Greenwashing-Vorwurf: Stuttgarter Lebensversicherung gibt Unterlassungserklärung ab

Hannah Petersohn Berater Investmentfonds Versicherungen

Finanz- und Versicherungsunternehmen werben gerne mit ökologischen Versprechen um Kunden – und bleiben des Öfteren einen Nachweis schuldig. Aktuelles Beispiel: Die Stuttgarter Lebensversicherung, die von der Verbraucherzentrale Baden-Württemberg abgemahnt worden ist. Bei weitem kein Einzelfall.

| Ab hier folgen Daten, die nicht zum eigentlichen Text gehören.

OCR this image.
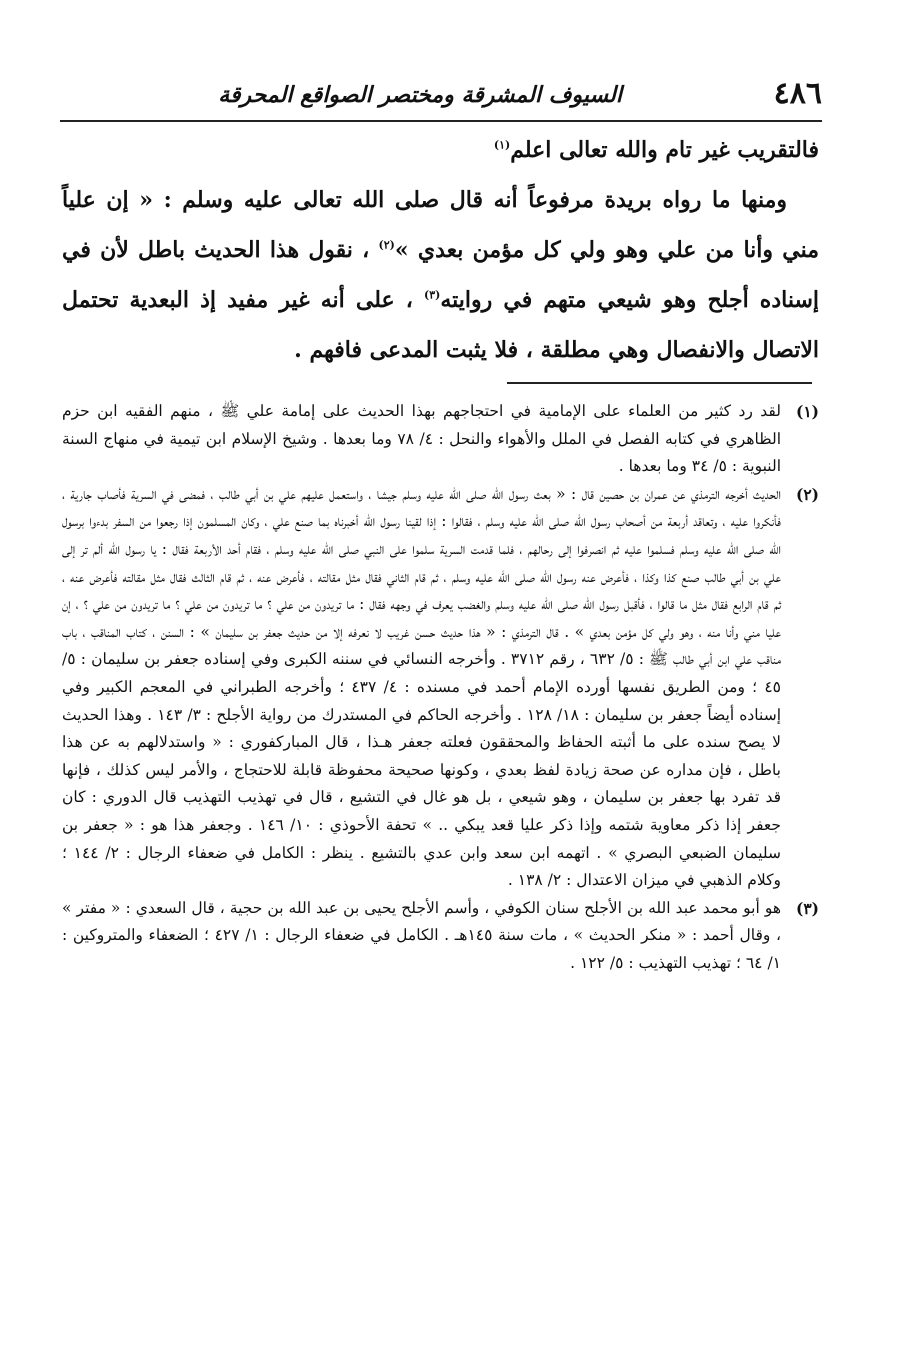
٤٨٦
السيوف المشرقة ومختصر الصواقع المحرقة

فالتقريب غير تام والله تعالى اعلم$^{(١)}$

ومنها ما رواه بريدة مرفوعاً أنه قال صلى الله تعالى عليه وسلم : « إن علياً مني وأنا من علي وهو ولي كل مؤمن بعدي »$^{(٢)}$ ، نقول هذا الحديث باطل لأن في إسناده أجلح وهو شيعي متهم في روايته$^{(٣)}$ ، على أنه غير مفيد إذ البعدية تحتمل الاتصال والانفصال وهي مطلقة ، فلا يثبت المدعى فافهم .

(١)
لقد رد كثير من العلماء على الإمامية في احتجاجهم بهذا الحديث على إمامة علي ﷺ ، منهم الفقيه ابن حزم الظاهري في كتابه الفصل في الملل والأهواء والنحل : ٤/ ٧٨ وما بعدها . وشيخ الإسلام ابن تيمية في منهاج السنة النبوية : ٥/ ٣٤ وما بعدها .

(٢)
الحديث أخرجه الترمذي عن عمران بن حصين قال : « بعث رسول الله صلى الله عليه وسلم جيشا ، واستعمل عليهم علي بن أبي طالب ، فمضى في السرية فأصاب جارية ، فأنكروا عليه ، وتعاقد أربعة من أصحاب رسول الله صلى الله عليه وسلم ، فقالوا : إذا لقينا رسول الله أخبرناه بما صنع علي ، وكان المسلمون إذا رجعوا من السفر بدءوا برسول الله صلى الله عليه وسلم فسلموا عليه ثم انصرفوا إلى رحالهم ، فلما قدمت السرية سلموا على النبي صلى الله عليه وسلم ، فقام أحد الأربعة فقال : يا رسول الله ألم تر إلى علي بن أبي طالب صنع كذا وكذا ، فأعرض عنه رسول الله صلى الله عليه وسلم ، ثم قام الثاني فقال مثل مقالته ، فأعرض عنه ، ثم قام الثالث فقال مثل مقالته فأعرض عنه ، ثم قام الرابع فقال مثل ما قالوا ، فأقبل رسول الله صلى الله عليه وسلم والغضب يعرف في وجهه فقال : ما تريدون من علي ؟ ما تريدون من علي ؟ ما تريدون من علي ؟ ، إن عليا مني وأنا منه ، وهو ولي كل مؤمن بعدي » . قال الترمذي : « هذا حديث حسن غريب لا نعرفه إلا من حديث جعفر بن سليمان » : السنن ، كتاب المناقب ، باب مناقب علي ابن أبي طالب ﷺ : ٥/ ٦٣٢ ، رقم ٣٧١٢ . وأخرجه النسائي في سننه الكبرى وفي إسناده جعفر بن سليمان : ٥/ ٤٥ ؛ ومن الطريق نفسها أورده الإمام أحمد في مسنده : ٤/ ٤٣٧ ؛ وأخرجه الطبراني في المعجم الكبير وفي إسناده أيضاً جعفر بن سليمان : ١٨/ ١٢٨ . وأخرجه الحاكم في المستدرك من رواية الأجلح : ٣/ ١٤٣ . وهذا الحديث لا يصح سنده على ما أثبته الحفاظ والمحققون فعلته جعفر هـذا ، قال المباركفوري : « واستدلالهم به عن هذا باطل ، فإن مداره عن صحة زيادة لفظ بعدي ، وكونها صحيحة محفوظة قابلة للاحتجاج ، والأمر ليس كذلك ، فإنها قد تفرد بها جعفر بن سليمان ، وهو شيعي ، بل هو غال في التشيع ، قال في تهذيب التهذيب قال الدوري : كان جعفر إذا ذكر معاوية شتمه وإذا ذكر عليا قعد يبكي .. » تحفة الأحوذي : ١٠/ ١٤٦ . وجعفر هذا هو : « جعفر بن سليمان الضبعي البصري » . اتهمه ابن سعد وابن عدي بالتشيع . ينظر : الكامل في ضعفاء الرجال : ٢/ ١٤٤ ؛ وكلام الذهبي في ميزان الاعتدال : ٢/ ١٣٨ .

(٣)
هو أبو محمد عبد الله بن الأجلح سنان الكوفي ، وأسم الأجلح يحيى بن عبد الله بن حجية ، قال السعدي : « مفتر » ، وقال أحمد : « منكر الحديث » ، مات سنة ١٤٥هـ . الكامل في ضعفاء الرجال : ١/ ٤٢٧ ؛ الضعفاء والمتروكين : ١/ ٦٤ ؛ تهذيب التهذيب : ٥/ ١٢٢ .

Greenwashing-Vorwurf: Stuttgarter Lebensversicherung gibt Unterlassungserklärung ab Bild: Stuttgarter Lebensversicherung

Die Stuttgarter Lebensversicherung hat eine Unterlassungserklärung abgegeben, nachdem Verbraucherschützer das Unternehmen abgemahnt hatten. Dabei ging es erneut um ein als "grün" beworbenes Investment. Bild: Stuttgarter Lebensversicherung

Die Stuttgarter Lebensversicherung hat eine Unterlassungserklärung abgegeben, der eine Abmahnung der Verbraucherzentrale Baden-Württemberg vorausgegangen war. Der Versicherer hatte mit einem Gesundheitskonto um potenzielle Kunden geworben. Dabei hatte es sich um eine fondsgebundene Rentenversicherung gehandelt, die als „Grüne Rente“ beworben wurde. Das Versprechen des Unternehmens: Investoren würden ihr Geld nachhaltig anlegen und so die Zukunftsfähigkeit von Umwelt und Gesellschaft unterstützen.

Das Manko dabei: Wie konkret dieses Ziel mithilfe der Investitionen erreicht werden solle, ließ der Versicherer offen. Demnach wurden ökologische und soziale Merkmale zwar „berücksichtigt“, doch: „Die Berücksichtigung irgendwelcher Kriterien alleine sagt nichts über die tatsächliche Nachhaltigkeit der Investitionen aus“, kritisiert Niels Nauhauser, Finanzexperte der Verbraucherzentrale Baden-Württemberg.

Die Stuttgarter Lebensversicherung hat mit der aktuellen Unterlassungserklärung zugesichert, auf den Begriff „Gesundheitskonto“ in Bezug auf fondsgebundene Rentenprodukte in Zukunft zu verzichten, wie die Verbraucherzentrale bereits am Dienstag mitteilte.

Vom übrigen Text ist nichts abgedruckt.